£3.36m bid to restore Kingswood Park

LONG-AWAITED improvements to Kingswood Park are a step closer after South Gloucestershire Council submitted a £3.36 million funding bid to the National Heritage Lottery Fund.

The project aims to restore and enhance the park as the green heart of Kingswood. 

The council has worked with the volunteer group Friends of Kingswood Park and the wider community to understand what matters to local people and reflect this in the proposals, with a decision on funding expected towards the end of the year.

If the Lottery bid is successful, money will be used to install accessible toilets and improve pathways, redesign the play area with better equipment, and introduce a mobile refreshment facility.

Running alongside the improvement works will be a three-year programme of community events and activities with a focus on health and wellbeing.

There will also be more wildlife-friendly tree planting and the creation of a wildflower meadow to boost biodiversity. Historic features such as the railings and walls will be upgraded and the central amphitheatre restored as a performance space. 

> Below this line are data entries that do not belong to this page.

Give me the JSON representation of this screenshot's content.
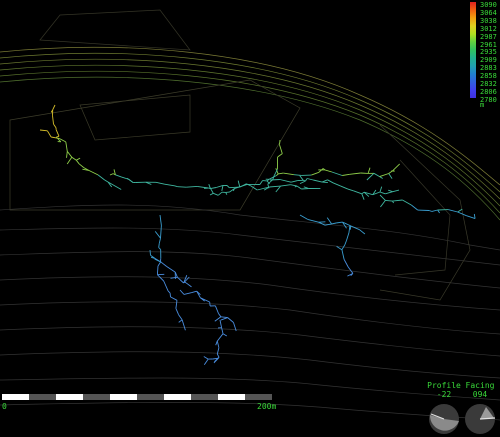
{
  "legend": {
    "labels": [
      "3090",
      "3064",
      "3038",
      "3012",
      "2987",
      "2961",
      "2935",
      "2909",
      "2883",
      "2858",
      "2832",
      "2806",
      "2780"
    ],
    "unit": "m",
    "colors": [
      "#e02020",
      "#f06010",
      "#f0a010",
      "#e0d020",
      "#b0e020",
      "#60d040",
      "#30c060",
      "#20b090",
      "#20a0b0",
      "#2080d0",
      "#3060e0",
      "#4040f0",
      "#4030e0"
    ]
  },
  "scalebar": {
    "start_label": "0",
    "end_label": "200m"
  },
  "gauges": {
    "profile": {
      "title": "Profile",
      "value": "-22"
    },
    "facing": {
      "title": "Facing",
      "value": "094"
    }
  }
}
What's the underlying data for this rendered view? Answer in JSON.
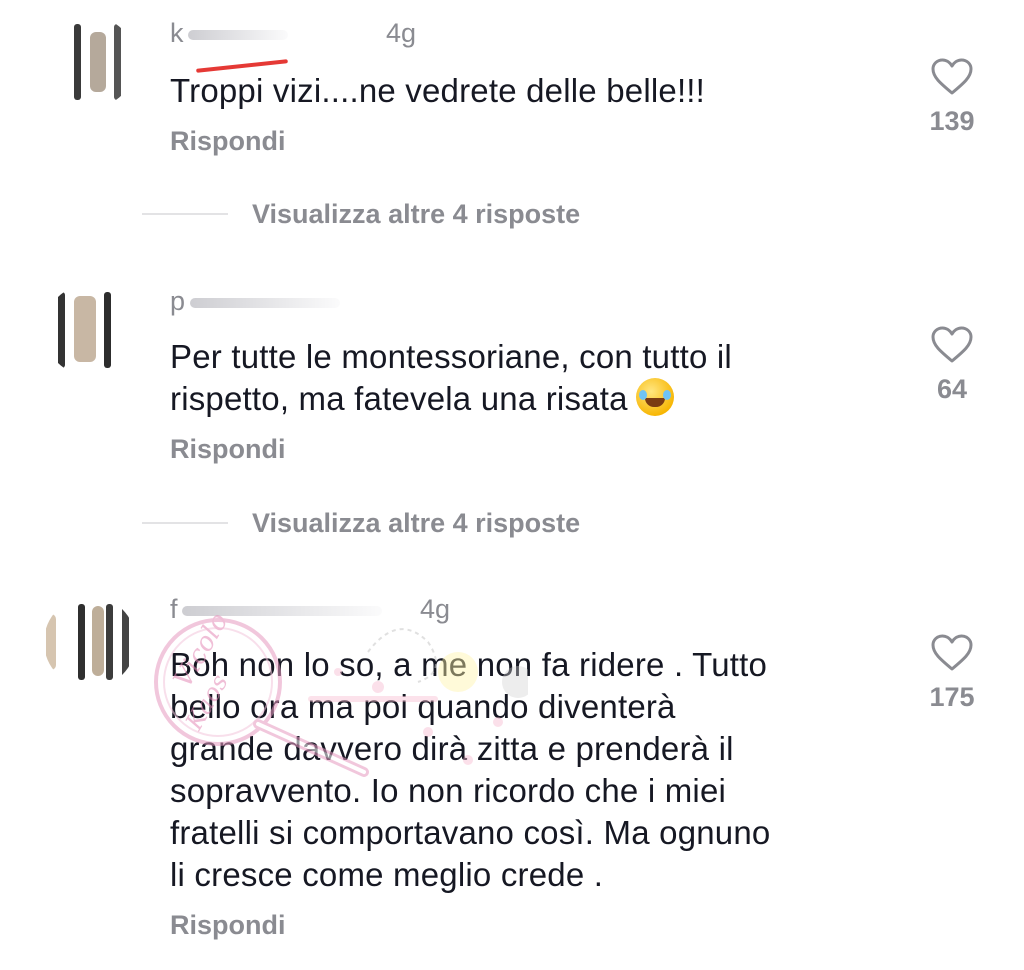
{
  "comments": [
    {
      "username": "k",
      "time": "4g",
      "text": "Troppi vizi....ne vedrete delle belle!!!",
      "reply_label": "Rispondi",
      "likes": "139",
      "view_more": "Visualizza altre 4 risposte"
    },
    {
      "username": "p",
      "time": "",
      "text": "Per tutte le montessoriane, con tutto il\nrispetto, ma fatevela una risata",
      "reply_label": "Rispondi",
      "likes": "64",
      "view_more": "Visualizza altre 4 risposte"
    },
    {
      "username": "f",
      "time": "4g",
      "text": "Boh non lo so, a me non fa ridere . Tutto\nbello ora ma poi quando diventerà\ngrande davvero dirà zitta e prenderà il\nsopravvento. Io non ricordo che i miei\nfratelli si comportavano così. Ma ognuno\nli cresce come meglio crede .",
      "reply_label": "Rispondi",
      "likes": "175"
    }
  ],
  "icons": {
    "like": "heart-outline-icon",
    "emoji": "tears-of-joy-emoji"
  },
  "colors": {
    "text": "#161823",
    "secondary": "#8a8b91",
    "divider": "#e3e3e5",
    "redaction": "#e53935"
  },
  "watermark": {
    "text": "Vicolo Kaos"
  }
}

Once the improvement works are carried out, a three-year programme of community events with a focus on health and wellbeing is planned.

The park restoration is part of the wider £25 million Kingswood Masterplan, a regeneration vision for the town centre, making Kingswood a better place to live, work and visit.

South Gloucestershire Council and The Friends of Kingswood Park successfully secured £120,000 in funding from The National Lottery Heritage Funding in October 2021 to develop these proposals.

Cabinet member for communities ward member for Kingswood, Cllr Leigh Ingham, said: “Kingswood Park is already a wonderful green space at the heart of the community and these plans, drawn up with the Friends group, aim to make it somewhere even more special, where local people can enjoy for years to come.”

Access will be improved, implementing the Kingswood Park Access Plan 2021, by building a ‘missing link’ footpath to create a full park path circuit.